Вертов прекратил эксперименты в этом направлении, но советское кино продолжало своеобразную медиальную политику. Полифункциональность медиума оказалась нужной обществу на этапе, когда подвижные интермедиальные разницы могли быть продуктивно использованы.
Все искусства и средства – архитектурное сооружение, фильм, газетная фотография – пережили трансформацию функций, и при поиске ответа на вопрос, была ли это эпоха доминирования письма, пения или картины, мы сталкиваемся с непрерывной игрой подмен, со стремлением заменить одну технику записи другой[351]. Раньше для активирования такого переключения в искусстве использовались фигуры слепых, немых или глухих героев в качестве посредников. Кино 1930-х годов отказалось от подобных мотивировок (как когда-то реализм отказался от мотивировки перехода субъективности в объективность, а футуризм – от мотивировки использования «нелогичных» метафор) и предложило богатую программу соответствий, при которых зритель должен был слышать глазами и видеть ушами. Отношения между звуком и изображением определяются не контрапунктом, но взаимозаменяемостью.

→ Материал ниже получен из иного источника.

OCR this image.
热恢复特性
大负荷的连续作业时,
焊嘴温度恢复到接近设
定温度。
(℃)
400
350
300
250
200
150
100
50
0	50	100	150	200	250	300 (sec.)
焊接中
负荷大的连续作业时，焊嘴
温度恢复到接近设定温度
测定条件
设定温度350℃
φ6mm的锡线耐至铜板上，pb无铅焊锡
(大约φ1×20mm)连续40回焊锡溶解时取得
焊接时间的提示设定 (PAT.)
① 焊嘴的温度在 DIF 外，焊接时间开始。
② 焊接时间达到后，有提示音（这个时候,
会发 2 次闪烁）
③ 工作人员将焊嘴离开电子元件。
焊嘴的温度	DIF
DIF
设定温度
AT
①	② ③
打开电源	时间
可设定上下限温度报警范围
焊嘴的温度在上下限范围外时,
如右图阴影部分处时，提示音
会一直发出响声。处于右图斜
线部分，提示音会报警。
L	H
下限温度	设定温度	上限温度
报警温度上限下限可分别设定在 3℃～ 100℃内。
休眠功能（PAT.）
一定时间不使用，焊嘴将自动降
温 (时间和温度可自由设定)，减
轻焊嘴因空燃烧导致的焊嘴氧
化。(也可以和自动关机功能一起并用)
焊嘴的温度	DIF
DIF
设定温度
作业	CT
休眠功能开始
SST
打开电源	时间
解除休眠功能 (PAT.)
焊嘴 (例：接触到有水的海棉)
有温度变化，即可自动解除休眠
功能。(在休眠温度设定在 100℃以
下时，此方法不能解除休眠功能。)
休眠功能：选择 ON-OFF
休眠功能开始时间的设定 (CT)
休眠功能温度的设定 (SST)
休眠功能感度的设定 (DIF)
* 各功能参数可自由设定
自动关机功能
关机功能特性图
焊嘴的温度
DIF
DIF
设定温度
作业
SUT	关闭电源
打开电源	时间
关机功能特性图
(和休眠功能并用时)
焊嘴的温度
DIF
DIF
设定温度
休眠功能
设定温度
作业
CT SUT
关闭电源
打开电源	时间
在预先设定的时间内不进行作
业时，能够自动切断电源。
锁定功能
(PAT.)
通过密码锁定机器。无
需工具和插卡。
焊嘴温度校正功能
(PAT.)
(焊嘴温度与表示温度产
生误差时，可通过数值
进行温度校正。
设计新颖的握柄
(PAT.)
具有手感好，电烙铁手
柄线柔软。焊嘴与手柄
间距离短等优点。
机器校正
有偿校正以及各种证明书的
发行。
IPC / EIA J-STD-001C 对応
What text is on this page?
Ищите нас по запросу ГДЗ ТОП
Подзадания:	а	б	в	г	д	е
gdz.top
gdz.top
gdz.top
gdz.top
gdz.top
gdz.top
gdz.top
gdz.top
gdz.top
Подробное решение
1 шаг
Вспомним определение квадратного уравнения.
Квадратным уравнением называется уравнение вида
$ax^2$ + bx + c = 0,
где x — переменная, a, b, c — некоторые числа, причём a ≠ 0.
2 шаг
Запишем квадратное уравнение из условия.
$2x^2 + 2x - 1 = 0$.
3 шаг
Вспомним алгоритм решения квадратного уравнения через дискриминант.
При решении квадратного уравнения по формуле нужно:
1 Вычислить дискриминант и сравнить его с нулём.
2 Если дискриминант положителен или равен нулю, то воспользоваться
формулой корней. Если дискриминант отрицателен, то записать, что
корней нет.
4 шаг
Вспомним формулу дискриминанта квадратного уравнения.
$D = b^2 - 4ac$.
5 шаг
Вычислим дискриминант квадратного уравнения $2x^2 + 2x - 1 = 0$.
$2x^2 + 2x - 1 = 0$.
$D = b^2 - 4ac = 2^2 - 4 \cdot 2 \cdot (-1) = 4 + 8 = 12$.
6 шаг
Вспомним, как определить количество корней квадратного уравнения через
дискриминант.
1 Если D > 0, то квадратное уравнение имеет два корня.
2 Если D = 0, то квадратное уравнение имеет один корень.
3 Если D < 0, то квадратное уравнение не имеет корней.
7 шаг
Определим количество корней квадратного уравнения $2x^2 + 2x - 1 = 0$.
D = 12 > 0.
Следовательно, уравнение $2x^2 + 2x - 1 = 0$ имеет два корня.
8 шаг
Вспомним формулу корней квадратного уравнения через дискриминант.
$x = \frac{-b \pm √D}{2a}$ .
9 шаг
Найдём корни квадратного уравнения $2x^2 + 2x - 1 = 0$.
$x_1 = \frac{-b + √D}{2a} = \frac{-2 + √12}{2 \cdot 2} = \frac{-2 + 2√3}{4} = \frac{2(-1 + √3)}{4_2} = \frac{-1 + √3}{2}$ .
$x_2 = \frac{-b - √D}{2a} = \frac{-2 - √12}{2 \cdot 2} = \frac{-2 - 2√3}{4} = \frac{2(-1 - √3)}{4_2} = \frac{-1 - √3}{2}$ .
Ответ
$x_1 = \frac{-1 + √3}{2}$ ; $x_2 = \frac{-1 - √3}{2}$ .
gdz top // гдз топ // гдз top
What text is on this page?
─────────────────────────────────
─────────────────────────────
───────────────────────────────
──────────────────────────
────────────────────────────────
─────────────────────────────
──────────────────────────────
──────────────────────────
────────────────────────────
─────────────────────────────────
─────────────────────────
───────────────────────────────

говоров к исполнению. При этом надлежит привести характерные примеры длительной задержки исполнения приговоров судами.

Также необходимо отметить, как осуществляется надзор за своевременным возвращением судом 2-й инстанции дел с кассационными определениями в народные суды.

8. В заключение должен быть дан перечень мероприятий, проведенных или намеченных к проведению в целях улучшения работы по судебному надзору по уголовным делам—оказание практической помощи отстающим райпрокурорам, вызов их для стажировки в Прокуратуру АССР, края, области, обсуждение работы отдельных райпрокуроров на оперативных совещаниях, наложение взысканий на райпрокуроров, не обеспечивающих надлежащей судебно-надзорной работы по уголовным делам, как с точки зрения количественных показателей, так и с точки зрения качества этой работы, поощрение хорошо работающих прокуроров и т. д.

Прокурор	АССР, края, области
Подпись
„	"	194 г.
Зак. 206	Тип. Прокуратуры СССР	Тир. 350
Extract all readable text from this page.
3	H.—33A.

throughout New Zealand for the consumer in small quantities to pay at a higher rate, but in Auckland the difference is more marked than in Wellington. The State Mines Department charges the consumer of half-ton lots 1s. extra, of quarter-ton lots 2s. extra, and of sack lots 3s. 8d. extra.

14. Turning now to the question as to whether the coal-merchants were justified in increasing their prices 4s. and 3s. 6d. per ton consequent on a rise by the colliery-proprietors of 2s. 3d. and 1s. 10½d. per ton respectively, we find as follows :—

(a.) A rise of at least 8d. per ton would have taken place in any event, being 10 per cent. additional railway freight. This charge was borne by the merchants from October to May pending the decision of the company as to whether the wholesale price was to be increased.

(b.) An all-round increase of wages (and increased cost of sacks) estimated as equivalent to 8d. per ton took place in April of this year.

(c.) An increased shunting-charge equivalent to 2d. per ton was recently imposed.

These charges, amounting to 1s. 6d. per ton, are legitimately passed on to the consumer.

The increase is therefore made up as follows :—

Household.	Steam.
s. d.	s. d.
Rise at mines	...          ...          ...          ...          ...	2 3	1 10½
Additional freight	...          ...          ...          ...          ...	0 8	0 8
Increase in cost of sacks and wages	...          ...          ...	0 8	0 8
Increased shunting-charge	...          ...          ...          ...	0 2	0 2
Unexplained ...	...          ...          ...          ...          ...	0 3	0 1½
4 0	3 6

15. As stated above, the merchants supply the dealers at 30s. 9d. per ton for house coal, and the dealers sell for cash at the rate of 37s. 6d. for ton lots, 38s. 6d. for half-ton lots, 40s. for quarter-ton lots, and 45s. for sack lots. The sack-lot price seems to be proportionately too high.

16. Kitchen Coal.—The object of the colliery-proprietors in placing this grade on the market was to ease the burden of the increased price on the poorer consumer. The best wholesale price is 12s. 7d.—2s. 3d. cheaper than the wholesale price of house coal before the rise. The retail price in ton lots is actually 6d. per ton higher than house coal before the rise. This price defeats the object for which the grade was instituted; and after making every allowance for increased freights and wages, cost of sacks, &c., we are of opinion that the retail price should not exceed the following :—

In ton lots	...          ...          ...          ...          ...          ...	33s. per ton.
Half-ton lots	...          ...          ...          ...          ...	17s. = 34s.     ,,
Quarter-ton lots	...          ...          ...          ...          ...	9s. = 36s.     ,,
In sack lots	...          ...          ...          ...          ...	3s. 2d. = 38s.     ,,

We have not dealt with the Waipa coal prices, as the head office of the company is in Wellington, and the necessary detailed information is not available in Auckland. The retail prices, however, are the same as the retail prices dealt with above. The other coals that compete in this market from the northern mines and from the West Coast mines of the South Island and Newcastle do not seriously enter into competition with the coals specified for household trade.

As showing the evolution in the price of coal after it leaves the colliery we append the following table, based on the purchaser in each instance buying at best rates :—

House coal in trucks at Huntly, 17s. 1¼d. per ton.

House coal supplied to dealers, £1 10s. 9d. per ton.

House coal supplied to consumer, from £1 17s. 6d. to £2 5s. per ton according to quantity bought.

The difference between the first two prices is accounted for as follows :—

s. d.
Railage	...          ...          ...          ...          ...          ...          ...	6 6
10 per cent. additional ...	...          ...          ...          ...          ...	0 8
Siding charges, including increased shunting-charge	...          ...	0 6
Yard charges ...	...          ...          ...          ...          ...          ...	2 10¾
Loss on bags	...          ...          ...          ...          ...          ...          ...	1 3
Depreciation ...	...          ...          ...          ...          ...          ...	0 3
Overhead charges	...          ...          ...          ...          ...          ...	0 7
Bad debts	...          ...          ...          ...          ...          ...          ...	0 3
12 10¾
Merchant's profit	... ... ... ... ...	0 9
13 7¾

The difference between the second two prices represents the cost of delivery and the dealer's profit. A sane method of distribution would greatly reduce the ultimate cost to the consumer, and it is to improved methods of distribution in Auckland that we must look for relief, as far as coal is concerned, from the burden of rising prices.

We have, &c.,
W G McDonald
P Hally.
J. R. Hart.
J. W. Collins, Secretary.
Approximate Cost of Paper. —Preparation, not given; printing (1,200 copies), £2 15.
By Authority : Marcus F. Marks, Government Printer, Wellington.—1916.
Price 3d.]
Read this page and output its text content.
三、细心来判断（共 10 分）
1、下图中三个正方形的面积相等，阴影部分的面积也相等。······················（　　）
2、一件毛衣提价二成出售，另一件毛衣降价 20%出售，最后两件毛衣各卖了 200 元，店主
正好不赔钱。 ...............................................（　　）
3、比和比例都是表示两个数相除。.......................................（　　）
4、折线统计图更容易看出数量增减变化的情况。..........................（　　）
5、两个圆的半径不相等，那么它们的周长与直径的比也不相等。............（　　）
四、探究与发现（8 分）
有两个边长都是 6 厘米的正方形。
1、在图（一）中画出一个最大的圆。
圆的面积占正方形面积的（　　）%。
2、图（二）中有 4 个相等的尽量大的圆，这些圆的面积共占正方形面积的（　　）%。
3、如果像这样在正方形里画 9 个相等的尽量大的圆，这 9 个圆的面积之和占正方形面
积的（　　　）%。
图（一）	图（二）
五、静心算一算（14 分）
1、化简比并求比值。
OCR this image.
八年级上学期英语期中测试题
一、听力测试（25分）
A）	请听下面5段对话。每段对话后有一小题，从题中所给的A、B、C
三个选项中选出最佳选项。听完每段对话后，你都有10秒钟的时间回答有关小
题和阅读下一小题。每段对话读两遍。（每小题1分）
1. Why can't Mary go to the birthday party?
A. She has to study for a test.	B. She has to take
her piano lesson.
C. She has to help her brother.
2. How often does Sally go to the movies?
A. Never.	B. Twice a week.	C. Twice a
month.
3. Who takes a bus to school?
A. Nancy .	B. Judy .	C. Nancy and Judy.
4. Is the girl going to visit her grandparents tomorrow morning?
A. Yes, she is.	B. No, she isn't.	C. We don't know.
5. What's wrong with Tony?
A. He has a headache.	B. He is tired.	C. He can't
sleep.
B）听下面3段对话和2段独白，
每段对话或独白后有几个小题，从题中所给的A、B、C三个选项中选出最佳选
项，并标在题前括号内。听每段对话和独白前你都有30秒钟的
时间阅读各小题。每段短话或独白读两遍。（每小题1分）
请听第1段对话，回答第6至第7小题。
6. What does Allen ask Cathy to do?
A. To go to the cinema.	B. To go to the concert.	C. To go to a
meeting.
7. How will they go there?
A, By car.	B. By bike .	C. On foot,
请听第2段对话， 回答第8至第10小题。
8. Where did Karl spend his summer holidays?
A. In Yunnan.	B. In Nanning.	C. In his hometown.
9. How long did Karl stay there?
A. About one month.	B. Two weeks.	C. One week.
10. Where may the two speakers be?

До 1936–1938 годов все фильмы в СССР выпускались в немом и звуковом вариантах – с незначительной разницей, это касалось не только «Трех песен», но и таких разговорных фильмов, как «Чапаев» и «Ленин в Октябре»[352]. Подобная политика была вызвана не духом мультимедиального эксперимента, а отсутствием звуковой аппаратуры для кинотеатров, особенно в сельской местности. Однако при этом изображение должно было ассоциировать все возможности звука. Эйзенштейн достиг в «Александре Невском» (1938) такой виртуозности в замене одного ряда другим, что фильм транслировался по британскому радио в 1943 году как звуковая дорожка – без «заметных» потерь. Звук передавал «содержание» изображения. В 1934 году выпускается фильм о XVII съезде партии, где мы видим выступающих представителей оппозиции – Радека, Бухарина, Пятакова, – но не слышим их, так как фильм немой. Скупой текст титров дает весьма приблизительную информацию о содержании речей оппозиции. Решение документировать съезд как немой документ выразительных жестикулирующих тел (хотя звуковое кино уже существует и процесс Промпартии снимается Яковом Посельским в 1931 году как звуковой документ) может быть объяснено разными причинами – техническими проблемами синхронной съемки, цензурной осторожностью и – медиальной утопией эпохи: способностью изображения передавать словесный ряд и наоборот.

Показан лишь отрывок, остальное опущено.